Hacerlo posible cuando el tiempo se ha acabado
Según avanzaba el siglo XIX, el retrato comenzó a hacerse popular, y a medida la tecnología fue permitiendo la producción de copias a precios razonables, toda persona que se preciara de tener una posición en la sociedad debía disponer de su retrato fotográfico en formato CDV (Carte De Visite): albúminas fijadas sobre cartón en las que lucir palmito, con ropa de moda y complementos adecuados a la clase social que se pretendía reflejar. Estas fotos se hacían en estudio, y la visita al fotógrafo era, en sí, un acontecimiento. Para garantizar un buen resultado, el proceso requería un complejo protocolo, porque la fotografía debía tomarse siempre bajo exigentes condiciones de luz y manteniendo al sujeto dispuesto en una estudiada pose.
Ya sea por no afrontar el gasto o por no encontrar el momento, algunas veces, el tiempo se agotaba antes de la visita al estudio fotográfico, y un ser querido dejaba este mundo antes de que su imagen hubiera podido ser tomada en vida. Esto ocurría muy frecuentemente, sobre todo a principios de la segunda mitad del siglo XIX. Pronto, los familiares comenzaron a preguntarse si sería posible rectificar y obtener de alguna manera aquella imagen que no había sido tomada en vida. A fin de cuentas, para captar la fotografía de la persona fallecida no se necesitaba que hiciera gesto alguno. Una única pose con los ojos abiertos durante unos segundos significaba un recuerdo eterno para los desconsolados familiares.

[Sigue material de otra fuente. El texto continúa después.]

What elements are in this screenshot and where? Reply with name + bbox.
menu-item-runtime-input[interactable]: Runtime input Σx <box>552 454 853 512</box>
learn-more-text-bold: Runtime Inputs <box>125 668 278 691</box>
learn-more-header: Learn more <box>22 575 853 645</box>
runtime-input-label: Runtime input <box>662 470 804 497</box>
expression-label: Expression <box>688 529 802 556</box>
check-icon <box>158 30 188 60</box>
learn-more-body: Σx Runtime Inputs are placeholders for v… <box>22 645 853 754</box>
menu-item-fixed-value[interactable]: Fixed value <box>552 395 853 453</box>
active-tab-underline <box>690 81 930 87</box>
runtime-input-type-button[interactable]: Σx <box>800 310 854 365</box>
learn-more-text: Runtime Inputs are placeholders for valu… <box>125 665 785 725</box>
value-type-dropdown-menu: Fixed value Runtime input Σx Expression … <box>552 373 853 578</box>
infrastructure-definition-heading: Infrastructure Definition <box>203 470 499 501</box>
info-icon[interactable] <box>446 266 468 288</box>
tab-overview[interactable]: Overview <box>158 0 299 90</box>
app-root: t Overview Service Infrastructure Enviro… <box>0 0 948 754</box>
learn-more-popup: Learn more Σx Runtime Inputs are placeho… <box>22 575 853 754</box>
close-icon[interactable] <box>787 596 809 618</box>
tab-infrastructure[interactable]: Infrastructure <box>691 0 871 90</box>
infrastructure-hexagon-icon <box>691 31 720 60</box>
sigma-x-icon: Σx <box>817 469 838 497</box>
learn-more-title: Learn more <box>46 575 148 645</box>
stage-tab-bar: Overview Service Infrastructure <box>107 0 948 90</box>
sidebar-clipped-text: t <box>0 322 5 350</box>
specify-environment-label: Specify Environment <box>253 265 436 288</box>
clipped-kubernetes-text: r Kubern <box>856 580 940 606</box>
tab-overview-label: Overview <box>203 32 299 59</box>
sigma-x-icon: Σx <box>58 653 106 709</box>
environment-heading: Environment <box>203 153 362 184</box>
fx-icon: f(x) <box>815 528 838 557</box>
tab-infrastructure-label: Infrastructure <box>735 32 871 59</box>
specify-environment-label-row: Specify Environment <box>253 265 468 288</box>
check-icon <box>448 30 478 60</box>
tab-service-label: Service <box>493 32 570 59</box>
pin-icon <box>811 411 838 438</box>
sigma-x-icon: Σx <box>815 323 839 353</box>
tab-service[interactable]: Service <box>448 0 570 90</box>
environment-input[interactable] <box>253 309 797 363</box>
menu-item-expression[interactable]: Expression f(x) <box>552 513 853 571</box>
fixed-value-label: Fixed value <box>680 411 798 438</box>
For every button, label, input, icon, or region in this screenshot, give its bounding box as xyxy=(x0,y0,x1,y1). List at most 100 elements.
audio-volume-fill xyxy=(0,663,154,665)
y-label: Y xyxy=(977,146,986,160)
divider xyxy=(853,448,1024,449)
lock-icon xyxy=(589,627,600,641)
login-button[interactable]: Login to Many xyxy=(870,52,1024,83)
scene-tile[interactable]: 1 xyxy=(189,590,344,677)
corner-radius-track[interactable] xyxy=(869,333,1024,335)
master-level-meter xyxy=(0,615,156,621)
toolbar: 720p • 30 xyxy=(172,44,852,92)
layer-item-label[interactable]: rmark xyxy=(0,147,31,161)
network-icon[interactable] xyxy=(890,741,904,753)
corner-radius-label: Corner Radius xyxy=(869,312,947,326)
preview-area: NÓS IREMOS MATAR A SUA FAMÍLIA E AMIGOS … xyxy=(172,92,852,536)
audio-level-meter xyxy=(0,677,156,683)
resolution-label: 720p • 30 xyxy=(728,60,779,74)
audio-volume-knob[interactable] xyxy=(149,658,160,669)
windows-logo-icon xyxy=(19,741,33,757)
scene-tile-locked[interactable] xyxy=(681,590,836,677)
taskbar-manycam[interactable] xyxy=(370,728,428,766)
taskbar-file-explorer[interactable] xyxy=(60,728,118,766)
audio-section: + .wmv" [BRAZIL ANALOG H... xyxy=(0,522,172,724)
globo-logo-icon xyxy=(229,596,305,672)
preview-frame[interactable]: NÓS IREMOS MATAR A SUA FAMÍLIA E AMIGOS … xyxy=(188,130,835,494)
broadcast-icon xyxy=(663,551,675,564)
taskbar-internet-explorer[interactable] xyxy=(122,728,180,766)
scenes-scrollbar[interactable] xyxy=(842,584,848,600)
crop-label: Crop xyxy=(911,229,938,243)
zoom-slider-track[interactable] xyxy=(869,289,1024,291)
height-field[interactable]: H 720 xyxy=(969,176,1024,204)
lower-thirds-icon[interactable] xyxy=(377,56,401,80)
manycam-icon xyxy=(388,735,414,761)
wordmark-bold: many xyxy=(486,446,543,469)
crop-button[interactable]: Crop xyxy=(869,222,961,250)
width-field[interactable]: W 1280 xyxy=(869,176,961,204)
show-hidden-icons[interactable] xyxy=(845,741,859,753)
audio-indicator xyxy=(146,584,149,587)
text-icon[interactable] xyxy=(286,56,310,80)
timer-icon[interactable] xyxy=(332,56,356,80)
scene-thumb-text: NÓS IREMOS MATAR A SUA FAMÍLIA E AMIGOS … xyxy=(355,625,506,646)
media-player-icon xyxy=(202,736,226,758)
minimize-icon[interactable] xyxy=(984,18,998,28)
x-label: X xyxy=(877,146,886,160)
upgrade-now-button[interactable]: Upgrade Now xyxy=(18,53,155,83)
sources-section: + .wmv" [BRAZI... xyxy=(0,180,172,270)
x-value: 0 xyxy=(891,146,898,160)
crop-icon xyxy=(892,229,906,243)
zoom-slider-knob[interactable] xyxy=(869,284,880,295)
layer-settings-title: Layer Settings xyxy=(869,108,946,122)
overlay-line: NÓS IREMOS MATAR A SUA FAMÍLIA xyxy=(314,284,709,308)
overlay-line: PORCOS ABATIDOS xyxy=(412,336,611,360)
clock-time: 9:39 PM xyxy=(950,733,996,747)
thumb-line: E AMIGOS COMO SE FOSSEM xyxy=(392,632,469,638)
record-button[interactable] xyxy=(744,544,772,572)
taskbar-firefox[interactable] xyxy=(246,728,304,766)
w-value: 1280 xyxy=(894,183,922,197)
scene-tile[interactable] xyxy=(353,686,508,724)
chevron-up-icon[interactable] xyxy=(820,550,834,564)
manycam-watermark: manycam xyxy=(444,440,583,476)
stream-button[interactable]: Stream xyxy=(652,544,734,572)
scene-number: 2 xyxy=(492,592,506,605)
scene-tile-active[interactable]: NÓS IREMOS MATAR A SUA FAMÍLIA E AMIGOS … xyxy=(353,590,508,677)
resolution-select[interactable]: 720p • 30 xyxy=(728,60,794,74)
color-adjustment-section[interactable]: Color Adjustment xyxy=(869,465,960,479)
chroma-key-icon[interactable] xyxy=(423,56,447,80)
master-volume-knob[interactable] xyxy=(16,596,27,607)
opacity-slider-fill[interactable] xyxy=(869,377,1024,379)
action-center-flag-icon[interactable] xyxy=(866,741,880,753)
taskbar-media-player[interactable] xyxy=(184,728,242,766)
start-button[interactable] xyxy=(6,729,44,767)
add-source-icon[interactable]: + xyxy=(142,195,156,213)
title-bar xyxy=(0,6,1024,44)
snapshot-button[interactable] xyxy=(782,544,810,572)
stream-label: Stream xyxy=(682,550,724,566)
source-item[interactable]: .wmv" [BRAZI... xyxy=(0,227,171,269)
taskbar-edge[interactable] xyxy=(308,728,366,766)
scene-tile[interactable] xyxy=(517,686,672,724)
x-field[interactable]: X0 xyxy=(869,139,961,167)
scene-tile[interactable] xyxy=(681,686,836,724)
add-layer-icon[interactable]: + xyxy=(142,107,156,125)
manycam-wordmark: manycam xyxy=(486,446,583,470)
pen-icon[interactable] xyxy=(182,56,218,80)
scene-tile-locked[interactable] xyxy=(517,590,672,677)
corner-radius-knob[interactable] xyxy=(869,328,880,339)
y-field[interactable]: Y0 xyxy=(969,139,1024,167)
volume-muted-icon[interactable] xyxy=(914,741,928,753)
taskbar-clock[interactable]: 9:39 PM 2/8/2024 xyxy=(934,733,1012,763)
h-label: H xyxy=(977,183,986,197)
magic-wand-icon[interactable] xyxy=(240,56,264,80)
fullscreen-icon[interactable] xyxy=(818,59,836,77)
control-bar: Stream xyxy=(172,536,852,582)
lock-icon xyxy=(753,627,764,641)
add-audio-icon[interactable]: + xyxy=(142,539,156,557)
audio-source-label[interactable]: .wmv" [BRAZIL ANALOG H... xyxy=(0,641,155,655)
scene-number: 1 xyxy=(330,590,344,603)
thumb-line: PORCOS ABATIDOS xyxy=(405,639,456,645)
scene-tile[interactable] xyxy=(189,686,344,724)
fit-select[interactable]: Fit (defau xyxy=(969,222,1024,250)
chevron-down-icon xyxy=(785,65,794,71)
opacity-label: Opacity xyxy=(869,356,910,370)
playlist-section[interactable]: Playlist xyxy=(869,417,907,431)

Post-mortem simile-viventem
Y es así como nació la fotografía de estudio post-mortem. Las familias menos acomodadas, o menos dadas al sentimentalismo, podían optar por encargar una fotografía del finado tendido sobre la cama como si estuviera dormido (la fotografía post-mortem común). Pero para quien lo quería y se lo podía permitir se desarrolló una increíble industria que alumbró no sólo una tecnología para el soporte del cadáver (complejas máquinas utilizadas para aparentar que el fallecido se sostenía por su propio pie), sino toda una ciencia de maquillaje, acondicionamiento de la piel, e incluso una «post-producción» sobre el negativo fotográfico, que era retocado manualmente para conseguir el efecto deseado, y no siempre con buena fortuna.
En los círculos profesionales a esta variante del retrato fotográfico «post-mortem» se la conocía como «simile-viventem» para diferenciarla del «post-mortem» convencional, que no aspiraba a hacer pasar al cadáver por la persona en una actitud vital. Sin embargo, el término y la naturaleza de los servicios que se prestaban se difundieron muy poco de manera explícita en la sociedad de la época, ya que la publicidad por medios convencionales resultaba contraproducente: los fotógrafos, como parte del servicio, estaban obligados a garantizar la máxima discreción a los familiares que, una vez obtenido el recuerdo, querían mostrar la fotografía como si se hubiese tomado en vida.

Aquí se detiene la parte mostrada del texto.